As expected, PI3KCA expression was not associated with any clinical parameter and prognosis. In 1 Japanese study, immunohistochemical analysis of PIK3CA was performed in 62 ovarian CCC tumors, and PIK3CA over-expression was correlated with early-stage disease, the absence of residual tumors at the initial surgery and improved OS.[21] Whether the results could be repeated requires further tests.

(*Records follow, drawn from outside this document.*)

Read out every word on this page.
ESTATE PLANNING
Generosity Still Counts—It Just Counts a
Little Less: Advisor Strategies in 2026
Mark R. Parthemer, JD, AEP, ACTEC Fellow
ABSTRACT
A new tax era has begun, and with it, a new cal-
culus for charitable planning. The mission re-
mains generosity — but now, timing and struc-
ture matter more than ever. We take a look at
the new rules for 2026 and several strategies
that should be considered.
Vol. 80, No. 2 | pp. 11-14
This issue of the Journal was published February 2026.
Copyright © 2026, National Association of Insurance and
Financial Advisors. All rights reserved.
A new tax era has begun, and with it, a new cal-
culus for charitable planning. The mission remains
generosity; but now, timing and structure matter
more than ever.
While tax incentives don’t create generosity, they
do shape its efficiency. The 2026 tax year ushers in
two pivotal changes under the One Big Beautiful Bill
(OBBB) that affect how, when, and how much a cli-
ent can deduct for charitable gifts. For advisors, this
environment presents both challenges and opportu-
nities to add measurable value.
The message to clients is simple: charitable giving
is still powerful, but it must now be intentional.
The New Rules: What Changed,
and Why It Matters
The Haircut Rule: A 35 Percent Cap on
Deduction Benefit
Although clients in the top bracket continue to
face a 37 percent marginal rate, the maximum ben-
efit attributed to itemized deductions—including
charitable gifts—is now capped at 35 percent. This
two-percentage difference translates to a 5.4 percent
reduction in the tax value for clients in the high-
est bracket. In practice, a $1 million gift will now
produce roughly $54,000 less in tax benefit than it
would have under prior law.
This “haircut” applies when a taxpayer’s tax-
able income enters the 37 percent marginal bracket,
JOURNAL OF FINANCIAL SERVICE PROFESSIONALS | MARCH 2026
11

Possible explanations for the discordance of different studies are listed as follows. First, the archival and tumor bank cohorts are fundamentally different with regard to tissue handling and fixation. In addition, different degrees of antigen degradation due to tissue aging might lead to reduced immunostaining. Furthermore, the application of TMA versus whole tissue sectioning might present different results concerning intra-tumor heterogeneity. It is true that TMA has the advantage of high efficiency and the same experimental conditions, but it might not truly represent the whole picture of the tumor, which could be regarded as a limitation of our study. Last but not least, immunohistochemistry methods vary from lab to lab. Standardized procedures and interpretations would help researchers yield more subjective and consistent findings, which is quite necessary given the feasibility, availability, and cost-effectiveness of immunohistochemistry.

CONCLUSION

Loss of ARID1A expression was associated with advanced stage and endometriosis-associated tumors. The measurement of ARID1A expression could be applied to predict the risk of recurrence. Among the 3 biomarkers, only high-level HNF-1β expression proved to be a positive predictor for OS.